“The Screaming Skull” (1908) by Francis Marion Crawford, the second story in Ann and Jeff VanderMeer’s anthology The Weird: A Compendium of Strange and Dark Stories, takes us into the mind of disturbed retired sailor as the skull of a possibly murdered friend haunts his guilty conscience. Told in the first person in what the editors call “an outstanding early example of modern monologue, verging on steam-of-consciousness at times” (11), Crawford’s story is also an outstanding example of the fantastic literature of uncertainty.
“No, I am not nervous,” the narrator assures us. “I am not imaginative, and I have never believed in ghosts, unless that thing is one” (11). Those familiar with the concept of an unreliable narrator will see through the narrator’s posturing and recognize the equivocation at play. However, the narrator’s commitment towards finding a naturalistic, rational explanation for the screaming skull that haunts him earns enough of the reader’s trust.
Tzetan Todorov defined his idea of the ‘fantastic’ in his study The Fantastic: A Structural Approach to a Literary Genre. His definition of the term was much narrower than what we consider fantastic literature today, but the concept he describes fits this story perfectly. Todorov’s fantastic is “that hesitation experienced by a person who knows only the laws of nature, confronting an apparently supernatural event” (25). Todorov famously breaks down Edgar Allan Poe’s story “The Black Cat” to highlight how the narrator switches back and forth between being convinced that the events he witnesses have a naturalistic explanation and being convinced that what he sees must be supernatural. This narrow genre relies completely on the narrator’s feeling of uncertainty as it struggles to decide whether a haunting is genuinely supernatural or not.
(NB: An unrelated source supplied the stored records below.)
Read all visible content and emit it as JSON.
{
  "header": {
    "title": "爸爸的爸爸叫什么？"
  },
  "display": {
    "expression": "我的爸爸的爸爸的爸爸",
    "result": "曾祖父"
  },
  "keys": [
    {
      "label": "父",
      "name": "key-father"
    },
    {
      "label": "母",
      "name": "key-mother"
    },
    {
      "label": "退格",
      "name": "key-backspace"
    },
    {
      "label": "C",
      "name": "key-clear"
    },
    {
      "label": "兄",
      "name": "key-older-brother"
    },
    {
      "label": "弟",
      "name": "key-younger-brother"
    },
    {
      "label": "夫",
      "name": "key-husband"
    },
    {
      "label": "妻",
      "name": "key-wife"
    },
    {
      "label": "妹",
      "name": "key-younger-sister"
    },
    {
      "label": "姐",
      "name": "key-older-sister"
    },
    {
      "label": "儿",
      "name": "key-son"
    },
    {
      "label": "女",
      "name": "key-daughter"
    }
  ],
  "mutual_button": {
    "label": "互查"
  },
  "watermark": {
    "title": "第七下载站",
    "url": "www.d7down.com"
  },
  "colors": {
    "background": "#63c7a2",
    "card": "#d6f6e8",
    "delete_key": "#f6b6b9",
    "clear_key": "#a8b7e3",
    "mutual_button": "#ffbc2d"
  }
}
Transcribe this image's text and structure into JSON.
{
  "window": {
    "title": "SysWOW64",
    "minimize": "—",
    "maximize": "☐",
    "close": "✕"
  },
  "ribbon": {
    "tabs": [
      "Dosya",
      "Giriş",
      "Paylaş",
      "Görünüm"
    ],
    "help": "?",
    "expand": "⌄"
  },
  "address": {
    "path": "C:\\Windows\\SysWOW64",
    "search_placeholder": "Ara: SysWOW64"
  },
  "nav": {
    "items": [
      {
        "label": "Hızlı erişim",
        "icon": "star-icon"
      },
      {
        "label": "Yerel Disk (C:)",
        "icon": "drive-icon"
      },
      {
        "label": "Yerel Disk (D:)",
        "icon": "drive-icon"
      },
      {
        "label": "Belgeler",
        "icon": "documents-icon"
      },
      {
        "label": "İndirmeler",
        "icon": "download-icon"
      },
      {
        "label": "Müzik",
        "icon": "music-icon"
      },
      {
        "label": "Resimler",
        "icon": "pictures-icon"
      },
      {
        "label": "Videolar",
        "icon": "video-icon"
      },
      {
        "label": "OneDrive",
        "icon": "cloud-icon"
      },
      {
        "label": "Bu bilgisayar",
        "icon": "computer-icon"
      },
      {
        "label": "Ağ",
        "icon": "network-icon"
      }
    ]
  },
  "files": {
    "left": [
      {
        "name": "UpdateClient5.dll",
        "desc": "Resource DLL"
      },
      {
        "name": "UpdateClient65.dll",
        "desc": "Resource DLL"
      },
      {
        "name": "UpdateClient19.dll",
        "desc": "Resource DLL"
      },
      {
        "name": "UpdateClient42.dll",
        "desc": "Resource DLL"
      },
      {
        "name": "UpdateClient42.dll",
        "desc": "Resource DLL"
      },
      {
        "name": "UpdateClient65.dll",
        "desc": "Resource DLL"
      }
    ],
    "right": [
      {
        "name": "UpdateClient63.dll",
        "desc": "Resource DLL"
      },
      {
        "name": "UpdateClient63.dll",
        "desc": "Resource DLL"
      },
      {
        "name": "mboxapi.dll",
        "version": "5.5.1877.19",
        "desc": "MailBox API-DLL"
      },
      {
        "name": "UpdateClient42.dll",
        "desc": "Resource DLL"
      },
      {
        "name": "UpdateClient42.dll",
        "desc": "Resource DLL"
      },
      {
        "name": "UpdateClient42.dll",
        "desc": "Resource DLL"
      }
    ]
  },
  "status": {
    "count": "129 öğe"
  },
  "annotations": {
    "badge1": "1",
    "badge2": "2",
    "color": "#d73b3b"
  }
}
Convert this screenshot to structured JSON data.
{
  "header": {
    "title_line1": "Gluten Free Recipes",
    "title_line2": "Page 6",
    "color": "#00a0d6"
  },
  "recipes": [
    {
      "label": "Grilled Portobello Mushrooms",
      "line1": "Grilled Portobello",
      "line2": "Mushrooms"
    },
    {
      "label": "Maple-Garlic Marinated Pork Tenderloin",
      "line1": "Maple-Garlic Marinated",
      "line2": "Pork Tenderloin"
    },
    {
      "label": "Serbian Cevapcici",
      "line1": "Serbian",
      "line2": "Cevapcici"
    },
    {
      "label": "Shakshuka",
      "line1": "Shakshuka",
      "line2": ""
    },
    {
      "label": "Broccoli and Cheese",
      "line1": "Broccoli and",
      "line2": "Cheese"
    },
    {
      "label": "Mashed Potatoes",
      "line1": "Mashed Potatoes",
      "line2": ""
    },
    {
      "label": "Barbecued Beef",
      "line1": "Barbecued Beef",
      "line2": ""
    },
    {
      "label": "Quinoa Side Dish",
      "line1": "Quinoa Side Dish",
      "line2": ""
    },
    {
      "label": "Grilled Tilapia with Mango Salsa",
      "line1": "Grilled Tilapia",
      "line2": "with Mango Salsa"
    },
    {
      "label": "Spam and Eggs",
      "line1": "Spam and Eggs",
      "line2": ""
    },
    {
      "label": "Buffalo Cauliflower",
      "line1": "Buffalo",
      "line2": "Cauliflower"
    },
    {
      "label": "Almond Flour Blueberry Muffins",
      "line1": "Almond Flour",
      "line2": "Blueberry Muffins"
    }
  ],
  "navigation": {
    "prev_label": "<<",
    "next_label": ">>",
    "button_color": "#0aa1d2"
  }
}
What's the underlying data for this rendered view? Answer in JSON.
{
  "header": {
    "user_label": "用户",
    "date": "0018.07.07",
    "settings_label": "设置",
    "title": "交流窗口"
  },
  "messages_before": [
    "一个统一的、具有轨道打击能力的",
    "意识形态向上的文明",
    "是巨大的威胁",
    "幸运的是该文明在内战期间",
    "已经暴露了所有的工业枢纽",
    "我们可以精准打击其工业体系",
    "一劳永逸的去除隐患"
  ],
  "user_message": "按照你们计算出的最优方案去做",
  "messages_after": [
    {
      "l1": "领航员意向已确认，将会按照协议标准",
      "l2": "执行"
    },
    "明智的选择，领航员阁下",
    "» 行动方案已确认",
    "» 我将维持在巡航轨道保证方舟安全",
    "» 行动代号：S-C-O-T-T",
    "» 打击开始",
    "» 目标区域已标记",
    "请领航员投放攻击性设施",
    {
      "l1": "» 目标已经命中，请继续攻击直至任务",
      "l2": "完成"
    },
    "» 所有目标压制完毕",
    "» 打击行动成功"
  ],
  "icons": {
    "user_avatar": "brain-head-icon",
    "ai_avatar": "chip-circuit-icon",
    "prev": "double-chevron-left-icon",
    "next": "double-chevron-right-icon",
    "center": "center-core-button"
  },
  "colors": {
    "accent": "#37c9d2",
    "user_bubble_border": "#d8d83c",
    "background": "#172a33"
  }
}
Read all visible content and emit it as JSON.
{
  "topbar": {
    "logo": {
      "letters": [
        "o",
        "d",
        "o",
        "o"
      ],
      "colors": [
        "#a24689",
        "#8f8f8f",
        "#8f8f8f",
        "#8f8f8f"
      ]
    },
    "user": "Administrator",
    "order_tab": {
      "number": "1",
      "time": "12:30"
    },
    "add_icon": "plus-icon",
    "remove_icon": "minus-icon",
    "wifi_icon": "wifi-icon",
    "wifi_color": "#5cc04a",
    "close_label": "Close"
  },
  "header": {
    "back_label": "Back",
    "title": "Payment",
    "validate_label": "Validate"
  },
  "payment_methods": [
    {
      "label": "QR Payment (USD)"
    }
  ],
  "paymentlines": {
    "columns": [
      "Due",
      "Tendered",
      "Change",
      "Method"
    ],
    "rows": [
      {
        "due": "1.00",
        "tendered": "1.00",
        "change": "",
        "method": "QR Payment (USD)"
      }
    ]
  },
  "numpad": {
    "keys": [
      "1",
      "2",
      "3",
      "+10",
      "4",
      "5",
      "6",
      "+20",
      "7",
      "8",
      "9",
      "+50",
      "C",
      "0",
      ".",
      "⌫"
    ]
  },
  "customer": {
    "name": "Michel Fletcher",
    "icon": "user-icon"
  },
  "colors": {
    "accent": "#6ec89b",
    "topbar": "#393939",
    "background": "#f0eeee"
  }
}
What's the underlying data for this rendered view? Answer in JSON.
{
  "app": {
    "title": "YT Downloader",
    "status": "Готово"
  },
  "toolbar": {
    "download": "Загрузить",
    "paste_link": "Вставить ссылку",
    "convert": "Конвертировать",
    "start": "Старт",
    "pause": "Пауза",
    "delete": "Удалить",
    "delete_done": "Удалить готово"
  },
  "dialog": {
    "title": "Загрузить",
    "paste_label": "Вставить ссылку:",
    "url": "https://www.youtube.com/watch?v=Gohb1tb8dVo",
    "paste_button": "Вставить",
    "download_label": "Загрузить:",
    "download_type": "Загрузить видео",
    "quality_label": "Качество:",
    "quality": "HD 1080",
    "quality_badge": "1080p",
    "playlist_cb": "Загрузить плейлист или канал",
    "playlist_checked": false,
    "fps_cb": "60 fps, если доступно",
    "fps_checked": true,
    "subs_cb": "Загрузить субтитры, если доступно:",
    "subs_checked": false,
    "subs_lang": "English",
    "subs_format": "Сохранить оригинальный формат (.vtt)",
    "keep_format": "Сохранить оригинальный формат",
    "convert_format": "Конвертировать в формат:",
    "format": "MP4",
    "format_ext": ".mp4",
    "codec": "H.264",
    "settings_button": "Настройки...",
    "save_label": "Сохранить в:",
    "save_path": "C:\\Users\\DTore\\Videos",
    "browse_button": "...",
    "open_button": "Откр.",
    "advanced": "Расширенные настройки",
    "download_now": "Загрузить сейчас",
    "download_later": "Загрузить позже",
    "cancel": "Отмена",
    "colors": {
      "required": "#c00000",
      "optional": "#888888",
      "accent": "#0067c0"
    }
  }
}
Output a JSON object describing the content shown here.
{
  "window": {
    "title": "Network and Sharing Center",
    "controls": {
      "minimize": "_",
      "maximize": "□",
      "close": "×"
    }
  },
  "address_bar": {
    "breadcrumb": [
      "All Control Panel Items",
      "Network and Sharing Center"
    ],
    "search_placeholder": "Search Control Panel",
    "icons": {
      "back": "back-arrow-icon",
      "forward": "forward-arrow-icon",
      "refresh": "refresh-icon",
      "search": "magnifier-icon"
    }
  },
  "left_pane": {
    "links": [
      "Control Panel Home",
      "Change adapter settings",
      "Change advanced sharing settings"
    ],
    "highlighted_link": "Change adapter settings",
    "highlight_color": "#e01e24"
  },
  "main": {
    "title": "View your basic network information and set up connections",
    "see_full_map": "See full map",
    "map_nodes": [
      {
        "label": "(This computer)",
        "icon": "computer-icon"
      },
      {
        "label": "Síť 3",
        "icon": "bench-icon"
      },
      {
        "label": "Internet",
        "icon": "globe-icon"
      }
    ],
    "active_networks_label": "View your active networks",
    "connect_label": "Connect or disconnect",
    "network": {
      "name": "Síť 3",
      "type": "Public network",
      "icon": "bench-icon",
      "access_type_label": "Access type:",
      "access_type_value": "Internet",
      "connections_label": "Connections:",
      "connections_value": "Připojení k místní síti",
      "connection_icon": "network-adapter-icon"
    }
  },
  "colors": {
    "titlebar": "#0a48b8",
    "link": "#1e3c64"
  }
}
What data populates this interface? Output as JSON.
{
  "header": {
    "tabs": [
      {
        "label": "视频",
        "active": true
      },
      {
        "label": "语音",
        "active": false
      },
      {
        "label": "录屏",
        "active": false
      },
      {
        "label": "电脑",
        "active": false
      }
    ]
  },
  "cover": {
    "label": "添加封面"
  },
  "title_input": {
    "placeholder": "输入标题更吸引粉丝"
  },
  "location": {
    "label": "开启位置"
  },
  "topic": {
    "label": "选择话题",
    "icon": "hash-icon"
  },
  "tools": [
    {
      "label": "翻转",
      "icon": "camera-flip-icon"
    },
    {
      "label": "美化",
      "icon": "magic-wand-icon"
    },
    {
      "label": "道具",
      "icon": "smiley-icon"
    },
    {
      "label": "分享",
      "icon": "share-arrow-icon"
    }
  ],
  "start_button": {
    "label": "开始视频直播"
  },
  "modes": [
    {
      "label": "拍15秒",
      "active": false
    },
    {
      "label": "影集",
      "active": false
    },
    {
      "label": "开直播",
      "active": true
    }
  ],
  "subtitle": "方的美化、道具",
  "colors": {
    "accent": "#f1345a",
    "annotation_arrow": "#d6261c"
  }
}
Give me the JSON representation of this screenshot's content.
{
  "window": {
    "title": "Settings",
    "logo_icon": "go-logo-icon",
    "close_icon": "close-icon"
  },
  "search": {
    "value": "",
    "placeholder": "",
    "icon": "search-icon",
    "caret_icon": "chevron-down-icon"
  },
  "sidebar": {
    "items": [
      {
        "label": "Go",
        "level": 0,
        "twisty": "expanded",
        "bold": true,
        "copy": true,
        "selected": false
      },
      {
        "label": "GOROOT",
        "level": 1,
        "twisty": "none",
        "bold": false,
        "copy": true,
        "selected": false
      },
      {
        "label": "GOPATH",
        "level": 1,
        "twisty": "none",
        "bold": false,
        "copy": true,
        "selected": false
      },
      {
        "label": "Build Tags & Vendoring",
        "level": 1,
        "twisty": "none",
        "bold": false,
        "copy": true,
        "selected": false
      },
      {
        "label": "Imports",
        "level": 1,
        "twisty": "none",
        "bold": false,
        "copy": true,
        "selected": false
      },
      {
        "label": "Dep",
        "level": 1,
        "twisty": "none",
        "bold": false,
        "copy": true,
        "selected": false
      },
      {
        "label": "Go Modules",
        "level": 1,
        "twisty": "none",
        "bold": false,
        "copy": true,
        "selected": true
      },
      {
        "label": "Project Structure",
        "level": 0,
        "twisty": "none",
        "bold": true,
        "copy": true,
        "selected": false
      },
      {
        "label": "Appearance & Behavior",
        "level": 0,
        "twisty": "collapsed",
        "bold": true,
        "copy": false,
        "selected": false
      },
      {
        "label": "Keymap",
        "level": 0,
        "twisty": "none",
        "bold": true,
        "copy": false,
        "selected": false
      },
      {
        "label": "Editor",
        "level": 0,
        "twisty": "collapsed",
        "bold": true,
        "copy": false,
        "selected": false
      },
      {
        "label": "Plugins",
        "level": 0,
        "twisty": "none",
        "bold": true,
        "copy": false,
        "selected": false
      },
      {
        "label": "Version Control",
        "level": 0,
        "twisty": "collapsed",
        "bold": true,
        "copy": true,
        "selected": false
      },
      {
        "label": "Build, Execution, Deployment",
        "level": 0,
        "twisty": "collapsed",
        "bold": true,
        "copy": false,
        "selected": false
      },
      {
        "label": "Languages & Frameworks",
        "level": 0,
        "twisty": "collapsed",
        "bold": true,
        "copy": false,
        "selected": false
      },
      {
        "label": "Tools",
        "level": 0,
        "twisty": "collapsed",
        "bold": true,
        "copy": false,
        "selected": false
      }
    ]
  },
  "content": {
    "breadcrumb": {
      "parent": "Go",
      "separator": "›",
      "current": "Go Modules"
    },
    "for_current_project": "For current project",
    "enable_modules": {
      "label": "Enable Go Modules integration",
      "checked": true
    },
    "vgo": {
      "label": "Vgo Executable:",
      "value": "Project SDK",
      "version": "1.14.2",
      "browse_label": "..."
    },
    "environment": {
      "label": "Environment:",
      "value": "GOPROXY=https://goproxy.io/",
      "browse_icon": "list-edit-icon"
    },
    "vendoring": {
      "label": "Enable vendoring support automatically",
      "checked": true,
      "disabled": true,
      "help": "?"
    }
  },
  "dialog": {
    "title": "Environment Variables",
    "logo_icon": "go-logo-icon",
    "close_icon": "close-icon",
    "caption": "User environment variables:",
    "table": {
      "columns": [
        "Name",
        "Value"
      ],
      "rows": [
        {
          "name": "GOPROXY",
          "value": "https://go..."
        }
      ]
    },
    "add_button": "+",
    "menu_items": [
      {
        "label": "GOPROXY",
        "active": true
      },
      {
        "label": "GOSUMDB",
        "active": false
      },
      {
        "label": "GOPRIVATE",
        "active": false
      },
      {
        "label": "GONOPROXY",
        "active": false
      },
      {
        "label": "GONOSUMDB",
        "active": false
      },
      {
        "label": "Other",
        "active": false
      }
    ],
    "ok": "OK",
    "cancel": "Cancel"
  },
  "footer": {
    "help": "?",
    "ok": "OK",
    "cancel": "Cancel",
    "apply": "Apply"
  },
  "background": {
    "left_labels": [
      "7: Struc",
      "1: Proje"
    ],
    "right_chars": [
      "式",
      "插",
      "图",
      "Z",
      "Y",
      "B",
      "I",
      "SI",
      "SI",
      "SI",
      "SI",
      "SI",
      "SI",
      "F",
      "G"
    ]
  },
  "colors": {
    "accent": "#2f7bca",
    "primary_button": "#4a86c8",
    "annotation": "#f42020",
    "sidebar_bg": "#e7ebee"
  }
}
Todorov could have called “The Screaming Skull” a paradigm of ‘fantastic’ literature–except that the uncertainty is ultimately resolved at the end. In this supernatural tale, the rational mind of an ex-sailor, one Captain Charles Braddock, the narrator, is pitted against a suggestion of a supernatural cause lying behind the death of his friend Mr. Pratt, a country doctor.
Mr. Pratt tells the narrator that he suspects his wife is planning to poison him. During their conversation, Charles alludes to a legend about a woman who poured molten lead into the ears of her four husbands, murdering them while they slept. After Mrs. Pratt turns up dead, Mr. Pratt suffers profound grief and anxiety. He “grew thinner and thinner, till his head looked like a skull with parchment stretched over it very tight” (12). Finally, he is found dead on the beach with markings on his neck and a human skull lying in the sand, placed in such a way that it appears to be staring at his face.
Did the skull itself kill Mr. Pratt, or did his death and the coincidental placing of the skull have another explanation? This question comes to obsess Charles until the very end of the story, when the supernatural reality of the skull is confirmed. Thus, “The Screaming Skull,” though it features strong elements of Todorov’s ‘fantastic,’ ultimately becomes what Todorov would call the ‘marvelous,’ or a genuine supernatural tale.
Charles’s sense of guilt also has something to do with why he feels such a powerful repulsion at the thought of the screaming skull. He suspects that it might be Mrs. Pratt’s skull, screaming at him to remind him of his terrible guilt. If Mr. Pratt actually murdered Mrs. Pratt, which Charles suspects, then it would also be true that Charles as good as killed Mrs. Pratt himself, since Charles, in a spirit of grim amusement, suggested the M.O.: the pouring of molten lead into the ears of a slumbering spouse.
Charles becomes obsessed over whether he will find a ball of lead rattling inside the skull. Its existence would prove that it was, in fact Mrs. Pratt. His need to avoid the terrible burden of guilt by association motivates his intellectual hesitation.
“[M]y taste never ran in the direction of horrors,” Charles tells the narrator, “and I don’t fancy you care for them either, do you? No. If you did, you might supply what is wanting to the story” (15). Equivocal statements like this suggest that a supernatural explanation for Mr. Pratt’s death does exist, although Charles is suppressing his admission of this reality. Acknowledging the existence of the marvelous would resolve his ambiguities, but he remains meticulously stubborn. As Charles proceeds, like a detective, to locate any evidence of the skull’s commonplaceness, all he uncovers is further proof of its supernatural properties, until it becomes increasingly clear that he is latching at straws and is on the cusp of madness himself.